An embodiment of the invention is a microcavity plasma device having a trigger electrode that reduces the excitation voltage required to be supplied to the first and second electrodes of the device. In a preferred embodiment, a substrate has a microcavity formed therein. First and second electrodes are disposed to excite a plasma in the microcavity upon application of a time-varying potential (AC, RF, bipolar or pulsed DC, etc.) between the first and second electrodes. One or more dielectric layers isolates the first and second electrodes from a plasma formed in said microcavity. A trigger electrode is disposed proximate to said microcavity. Upon application of an appropriate small voltage to the trigger electrode, the voltage waveforms applied to the first and second electrodes required to excite a plasma in the microcavity can be of a lower voltage than if the trigger electrode had not been used or was not present.

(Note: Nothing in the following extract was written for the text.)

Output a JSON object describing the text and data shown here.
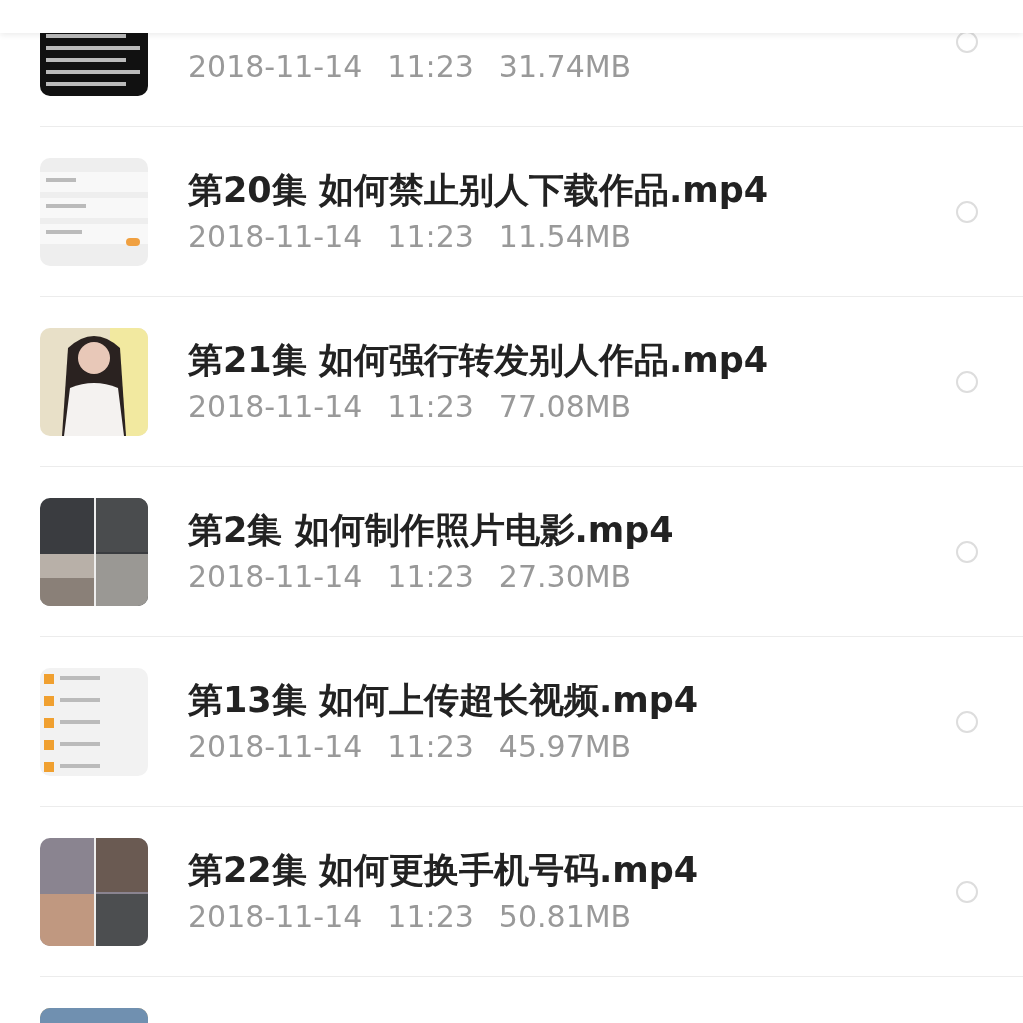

Devices and methods of the invention provide low-voltage addressable microcavity plasma device arrays. In a preferred embodiment, transparent trigger electrodes are positioned opposite microcavities in an array of microcavity plasma devices. The trigger electrodes can be driven with a small time-varying voltage to produce a substantial reduction in the voltage levels required to be supplied to driving electrodes of the microcavity plasma devices in the array. In an example embodiment, the first electrodes are connected electrically to those of microcavities in a row within an array and the second electrodes are connected electrically to those of microcavities in a column within that array. Individual microcavities in the array are addressed, and addressing can be accomplished with voltage waveforms applied to the trigger electrode.

Preferred embodiments will now be discussed with respect to the drawings. The drawings include schematic figures that are not to scale, which will be fully understood by skilled artisans with reference to the accompanying description. Features may be exaggerated for purposes of illustration. From the preferred embodiments, artisans will recognize additional features and broader aspects of the invention.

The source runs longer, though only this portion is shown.